For the first time, Grace finally sheds a tear. One she’s been holding back for months. There it goes, Grace, rings through her head.

 

‘Love her, Grace. Love her,’ and Grace pictures Charlie, running down the stairs on Christmas day, still stumbling, yet so happy, while a little girl follows him. She has her father’s eyes, Grace thinks (she’s not even born yet, but Grace wishes, at least, for her to have Tommy’s eyes, maybe then it will be easier for her to warm up the little girl) and she’s laughing with Charlie over some joke they’ve made up. And Grace understands. I have so much beautiful time, she thinks.

 

Tonight, instead of sleeping next to Charlie in the nursery, Grace quietly opens the bedroom door, finding Tommy staring blankly through the window – he’s been getting nightmares lately, perhaps sleeping alone triggers that. In that moment, she feels a variety of emotions for him. Regret. Love. Adoration. And she feels sorry for him most of all. For blaming him over something out of his control.

 

Tonight, instead of talking, Tommy slowly undresses Grace, under the dim light of the moon through the window. Grace unbuttons his shirt flawlessly, she still remembers exactly how she used to do it months ago – everything about him, she knows like the back of her mind. Tonight, they make love. In the moments when their lips are not touching, they murmur sincere apologies.
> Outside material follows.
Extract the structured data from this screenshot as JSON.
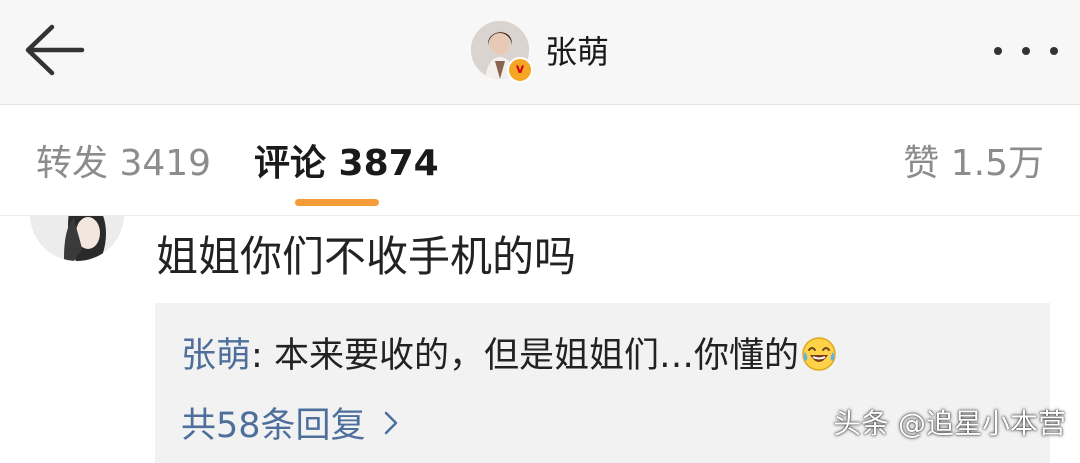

Tonight, and to so many other nights, they slowly put each other back together. Tonight, they heal each other’s wounds with the touches they haven’t (and would not) found in other people.

 

‘Will you help me, again, Grace? With everything,’ Tommy whispers into her ear.

 

‘I will, Tommy. I will.’

 

‘I found you. And you found me. That’ll never change, Grace,’ and with that, they begin to feel whole again.

 

Notes:

i still think she's hiding somewhere in dublin. i dont know, she might just come back to birmingham in season 5, maybe after finding out that her husband now has a child with lizzie.